Unlike the Amphicar, the Hobbycar was mid-engined rather than front-engined, for better on-water balance, and had four-wheel drive instead of two. The steel-reinforced fiberglass bodywork was also watertight, there being no doors for water to seep through. The four pivoting seats could be configured in numerous ways or folded down flush and locked shut, and the dashboard and steering column were also retractable and lockable as one unit.

The windshield was retractable, electrically, to make the Hobbycar absolutely wide open. Propulsion in the water was by two joystickoperated hydrojets that together gave 661lb (300kg) of thrust, for five-knot paddling. To cut water-resistance, the wheels could be pulled up inside the body.

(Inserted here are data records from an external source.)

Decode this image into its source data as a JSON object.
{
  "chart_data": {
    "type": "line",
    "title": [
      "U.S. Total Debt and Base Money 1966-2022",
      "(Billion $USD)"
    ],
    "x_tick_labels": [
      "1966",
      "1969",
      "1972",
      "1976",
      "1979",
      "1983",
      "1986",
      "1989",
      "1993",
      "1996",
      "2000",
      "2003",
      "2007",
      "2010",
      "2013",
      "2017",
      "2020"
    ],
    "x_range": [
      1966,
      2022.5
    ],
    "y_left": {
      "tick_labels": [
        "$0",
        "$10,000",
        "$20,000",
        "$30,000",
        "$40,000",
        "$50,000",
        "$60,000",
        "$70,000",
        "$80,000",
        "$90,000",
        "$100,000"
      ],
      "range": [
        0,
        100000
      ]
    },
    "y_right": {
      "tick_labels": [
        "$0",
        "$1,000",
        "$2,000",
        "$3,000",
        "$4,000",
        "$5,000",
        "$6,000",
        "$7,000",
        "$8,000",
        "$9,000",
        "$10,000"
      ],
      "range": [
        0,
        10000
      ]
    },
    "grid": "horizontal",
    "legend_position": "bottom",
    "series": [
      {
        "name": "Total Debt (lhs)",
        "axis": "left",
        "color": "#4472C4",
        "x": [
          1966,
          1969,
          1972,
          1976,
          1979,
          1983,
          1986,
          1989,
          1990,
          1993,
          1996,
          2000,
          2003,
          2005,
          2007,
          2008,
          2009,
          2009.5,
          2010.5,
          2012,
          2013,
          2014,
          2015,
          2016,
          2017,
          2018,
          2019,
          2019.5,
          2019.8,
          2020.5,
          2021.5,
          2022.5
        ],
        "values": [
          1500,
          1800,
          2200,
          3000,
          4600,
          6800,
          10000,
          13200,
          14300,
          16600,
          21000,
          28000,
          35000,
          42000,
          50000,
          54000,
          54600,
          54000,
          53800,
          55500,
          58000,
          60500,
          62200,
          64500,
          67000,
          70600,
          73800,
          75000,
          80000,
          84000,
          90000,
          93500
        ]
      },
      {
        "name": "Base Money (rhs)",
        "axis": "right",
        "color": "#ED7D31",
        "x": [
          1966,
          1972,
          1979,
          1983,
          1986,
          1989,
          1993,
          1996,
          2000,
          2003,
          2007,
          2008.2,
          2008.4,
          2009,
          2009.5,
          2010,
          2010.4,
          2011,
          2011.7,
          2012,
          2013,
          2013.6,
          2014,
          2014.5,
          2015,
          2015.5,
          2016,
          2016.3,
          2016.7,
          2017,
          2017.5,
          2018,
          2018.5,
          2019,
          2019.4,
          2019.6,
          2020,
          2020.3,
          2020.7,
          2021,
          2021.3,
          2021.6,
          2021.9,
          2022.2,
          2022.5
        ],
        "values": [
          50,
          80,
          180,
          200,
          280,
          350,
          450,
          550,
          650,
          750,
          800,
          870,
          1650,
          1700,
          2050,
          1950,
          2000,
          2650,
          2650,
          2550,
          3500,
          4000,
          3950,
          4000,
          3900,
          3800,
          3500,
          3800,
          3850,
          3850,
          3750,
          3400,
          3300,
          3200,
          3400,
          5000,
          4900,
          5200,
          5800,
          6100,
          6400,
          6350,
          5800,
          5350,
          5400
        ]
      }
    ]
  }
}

A Peugeot turbodiesel engine was the power source, and the car had adjustable hydro-pneumatic suspension settings for different terrain. The Hobbycar seemed a neatly-resolved design, and the factory even had its own lake for potential buyers to test the car.

Its makers sought to spread the risk of manufacturing expensive $45,000 playthings by developing a compact and luxurious family car, the Passport. This seemed to be a wise strategy, but when the company’s resources became overstretched it was soon forced into administration.